By Nadin Abbott
Photos by Tom and Nadin Abbott
July 15, 2012 (San Diego) -- Comic book authors and artists from East County and across our region were among the throngs seeking to meet fans, sell their works, and attend the esteemed Iesner Awards.
Billy Martinez is a local artist from La Mesa. Owner of Neko Press http://www.nekopresscomics.com/index.shtml , he also runs an art school, which started in 1993.
Martinez is both self taught and trained. He started drawing at six years old and has been in the field for twenty years. He has drawn for hot properties like "Hellboy," and "Family Guy."
What inspired him early on? He read Jack Kirby and enjoyed Marvel Comics a lot.
If you cannot get to Comic- Con, you can enjoy his work at his upcoming show on July 20th, at "The San Diego Art Dept." This will be held at the 3830 Ray Street in San Diego. 619-299-4278.

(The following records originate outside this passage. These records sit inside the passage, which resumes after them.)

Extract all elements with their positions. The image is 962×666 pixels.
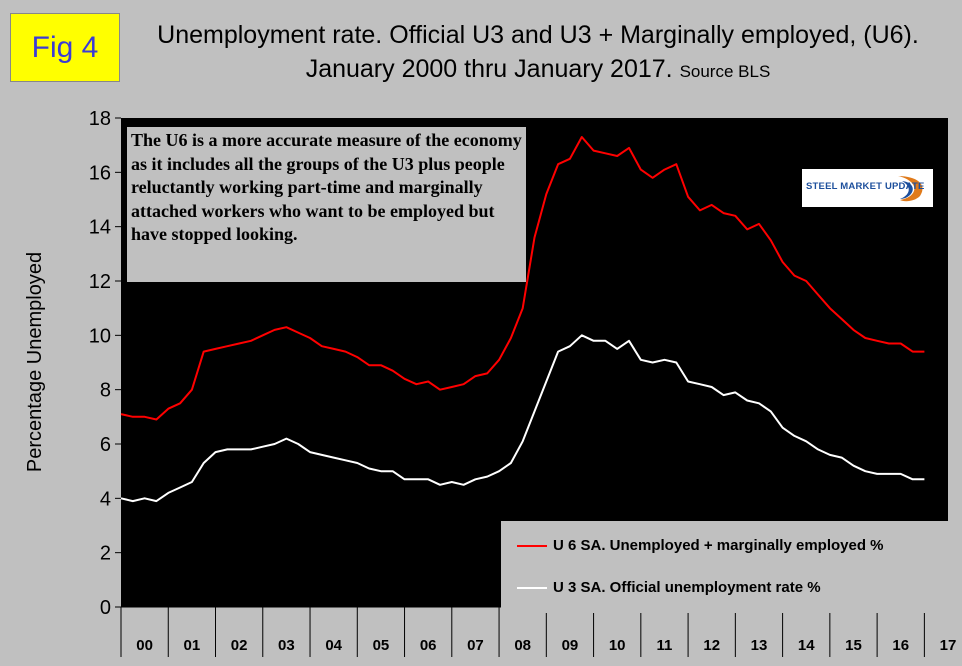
y-tick-label: 10 bbox=[89, 325, 111, 347]
x-axis: 00 01 02 03 04 05 06 07 08 09 10 11 12 13 14 15 16 17 bbox=[120, 606, 957, 657]
x-tick-label: 06 bbox=[420, 637, 437, 654]
logo-swoosh-icon bbox=[898, 176, 923, 202]
x-tick-label: 15 bbox=[845, 637, 862, 654]
steel-market-update-logo: STEEL MARKET UPDATE bbox=[802, 169, 933, 207]
title-main: Unemployment rate. Official U3 and U3 + … bbox=[157, 21, 919, 83]
annotation-box: The U6 is a more accurate measure of the… bbox=[127, 127, 526, 282]
x-tick-label: 05 bbox=[373, 637, 390, 654]
x-tick-label: 16 bbox=[892, 637, 909, 654]
x-tick-label: 04 bbox=[325, 637, 342, 654]
y-axis: 0 2 4 6 8 10 12 14 16 18 bbox=[89, 108, 121, 619]
title-source: Source BLS bbox=[679, 62, 771, 81]
y-tick-label: 4 bbox=[100, 488, 111, 510]
x-tick-label: 12 bbox=[703, 637, 720, 654]
legend-swatch-u6 bbox=[517, 544, 547, 547]
series-lines bbox=[120, 136, 925, 503]
x-tick-label: 03 bbox=[278, 637, 295, 654]
y-tick-label: 8 bbox=[100, 380, 111, 402]
x-tick-label: 14 bbox=[798, 637, 815, 654]
y-tick-label: 14 bbox=[89, 217, 111, 239]
legend-swatch-u3 bbox=[517, 586, 547, 589]
x-tick-label: 08 bbox=[514, 637, 531, 654]
figure-number-badge: Fig 4 bbox=[10, 13, 120, 82]
legend-label-u3: U 3 SA. Official unemployment rate % bbox=[553, 579, 821, 596]
y-axis-label: Percentage Unemployed bbox=[24, 252, 46, 472]
legend-label-u6: U 6 SA. Unemployed + marginally employed… bbox=[553, 537, 884, 554]
logo-text: STEEL MARKET UPDATE bbox=[806, 181, 925, 192]
y-tick-label: 18 bbox=[89, 108, 111, 130]
legend: U 6 SA. Unemployed + marginally employed… bbox=[501, 521, 948, 613]
y-tick-label: 12 bbox=[89, 271, 111, 293]
u3-series-line bbox=[120, 334, 925, 503]
x-tick-label: 10 bbox=[609, 637, 626, 654]
x-tick-label: 02 bbox=[231, 637, 248, 654]
x-tick-label: 09 bbox=[562, 637, 579, 654]
legend-item-u6: U 6 SA. Unemployed + marginally employed… bbox=[517, 537, 884, 554]
legend-item-u3: U 3 SA. Official unemployment rate % bbox=[517, 579, 821, 596]
y-tick-label: 16 bbox=[89, 162, 111, 184]
x-tick-label: 07 bbox=[467, 637, 484, 654]
x-tick-label: 01 bbox=[184, 637, 201, 654]
x-tick-label: 00 bbox=[136, 637, 153, 654]
x-tick-label: 17 bbox=[940, 637, 957, 654]
u6-series-line bbox=[120, 136, 925, 421]
y-tick-label: 2 bbox=[100, 543, 111, 565]
x-tick-label: 13 bbox=[751, 637, 768, 654]
x-tick-label: 11 bbox=[657, 637, 673, 654]
y-tick-label: 0 bbox=[100, 597, 111, 619]
chart-title: Unemployment rate. Official U3 and U3 + … bbox=[128, 18, 948, 89]
y-tick-label: 6 bbox=[100, 434, 111, 456]
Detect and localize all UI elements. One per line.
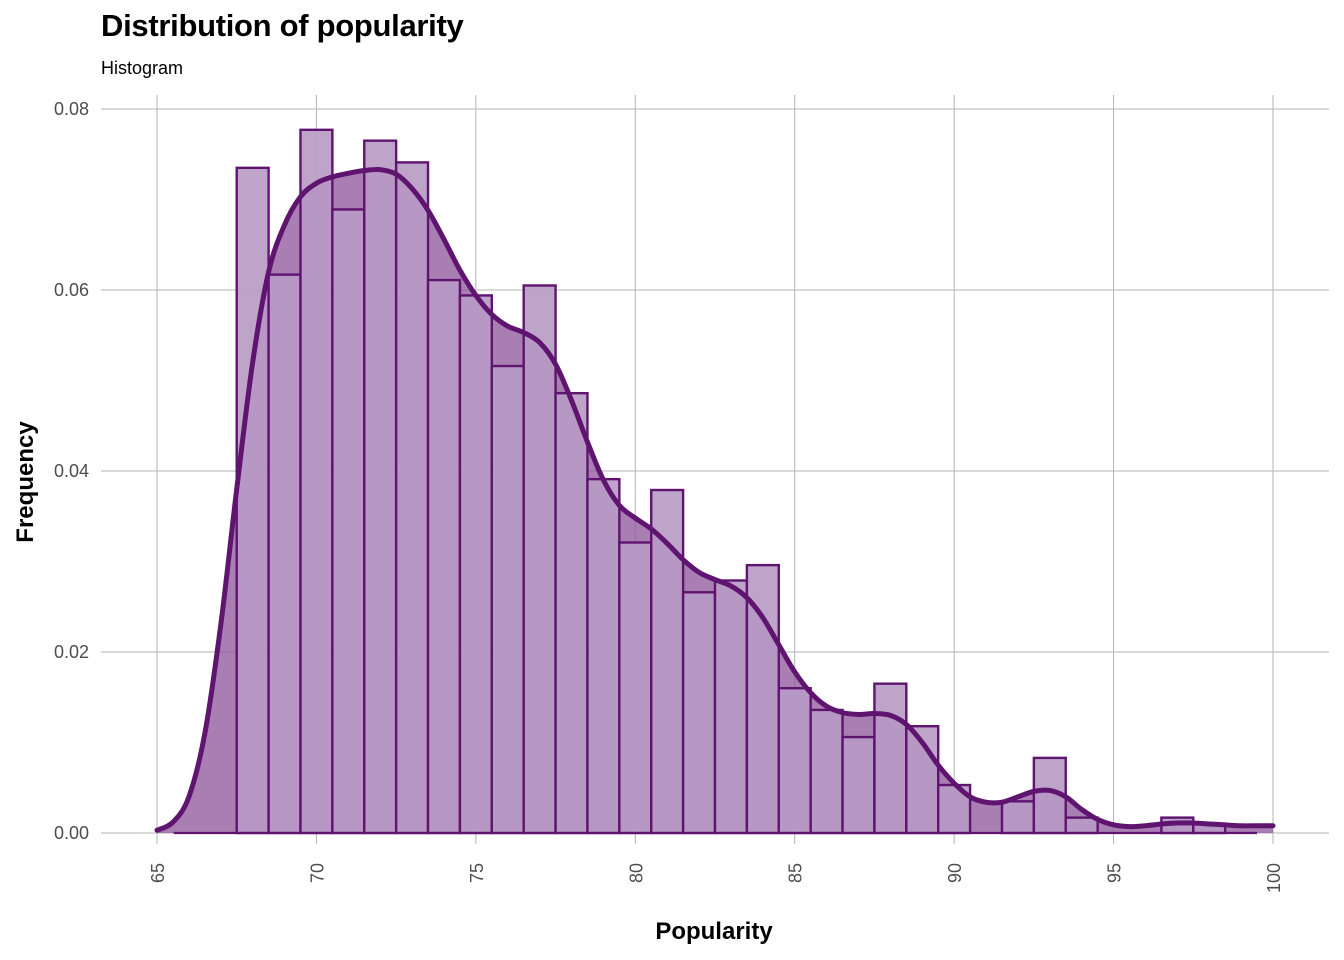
x-tick-label: 65 <box>148 863 168 883</box>
y-tick-label: 0.06 <box>54 280 89 300</box>
density-curve <box>154 166 1276 833</box>
histogram-bar <box>522 284 557 835</box>
x-tick-label: 100 <box>1264 863 1284 893</box>
y-tick-label: 0.02 <box>54 642 89 662</box>
x-tick-label: 80 <box>626 863 646 883</box>
histogram-bars <box>173 128 1258 835</box>
histogram-bar <box>267 273 302 835</box>
x-tick-label: 90 <box>945 863 965 883</box>
histogram-bar <box>458 294 493 835</box>
histogram-bar <box>235 166 270 835</box>
histogram-bar <box>777 687 812 835</box>
histogram-bar <box>618 541 653 835</box>
histogram-bar <box>490 364 525 835</box>
y-tick-label: 0.08 <box>54 99 89 119</box>
histogram-bar <box>873 682 908 835</box>
histogram-bar <box>554 391 589 835</box>
histogram-bar <box>331 208 366 835</box>
x-tick-label: 75 <box>467 863 487 883</box>
histogram-bar <box>426 278 462 835</box>
y-tick-label: 0.00 <box>54 823 89 843</box>
y-tick-label: 0.04 <box>54 461 89 481</box>
histogram-bar <box>1064 816 1099 835</box>
axis-ticks: 0.00 0.02 0.04 0.06 0.08 65 70 75 80 85 90 95 100 <box>54 99 1284 893</box>
histogram-bar <box>713 579 749 835</box>
y-axis-title: Frequency <box>12 421 39 543</box>
x-tick-label: 95 <box>1105 863 1125 883</box>
histogram-bar <box>809 708 844 835</box>
histogram-bar <box>363 139 398 835</box>
histogram-bar <box>394 161 430 835</box>
histogram-bar <box>586 477 621 835</box>
histogram-bar <box>745 563 780 835</box>
histogram-bar <box>681 591 717 835</box>
x-axis-title: Popularity <box>655 918 773 945</box>
histogram-bar <box>841 735 876 835</box>
chart-title: Distribution of popularity <box>101 8 464 43</box>
x-tick-label: 85 <box>786 863 806 883</box>
x-tick-label: 70 <box>307 863 327 883</box>
chart-subtitle: Histogram <box>101 58 184 78</box>
histogram-bar <box>299 128 334 835</box>
density-line <box>154 166 1276 833</box>
histogram-bar <box>1000 800 1036 835</box>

Eric Shanower is also a local artist based at the Redwood Village, which is at University and 158th. He is a winner of several Eisner awards, which would be like a Golden Globe award in the comic book industry.
One of his works is the continuing series "The Age of Bronze," This is a retelling of the Trojan War in comic form. Shanower has set all the artwork in the 13th B.C.E. Homer's Iliad is one "of the oldest stories and does not go out of style." He also added that as "comic form it is readily accessible."
He also helped publish "No Straight Lines: 40 Years of Queer Comics." He has had no negative reactions to his work, he said. ECM specifically asked about the voluntary Comic Code, a product of the McCarthy era, which is now gone.
His creative talents have also been applied to adaptations for the visual form of the Oz stories, by L. Frank Baum. For this he is the writer, not the illustrator. For the "Age of Bronze" he is both the writer and illustrator. "Age of Bronze" is published by Image and can be found at major online retailers and local comic shops. There’s even an IPad app for it.
The Oz adaptations were picked up by Marvel, one of the largest publishers in the industry.
Melissa Uran and Batton Lash run Supernatural Law in the College area near SDSU. This comic series has a very interesting premise, "Who's scarier than Frakenstein? His attorneys." These attorneys, Wolf and Byrd, take cases from monsters and other supernatural creatures that are having their rights violated.
It is a way to humorously tackle social issues. For example, one of their cases involves two monsters who were born in a lab, but were forbidden to marry. The lawyers take on the case and in the end win for them.
Lash has never participated in the Comic-Con, and the only time he had any backlash was when he was actually doing political cartoons. As a comic artist he "can fly under the radar."
Another parody of his took on the IRS with a parody of "The Terminator." Money is so scarce in the future that the IRS sends agents to the past to collect taxes.
His work can also be found at online retailers or local comic retailers.
Like Martinez, both artists started drawing early on and it became a life time avocation.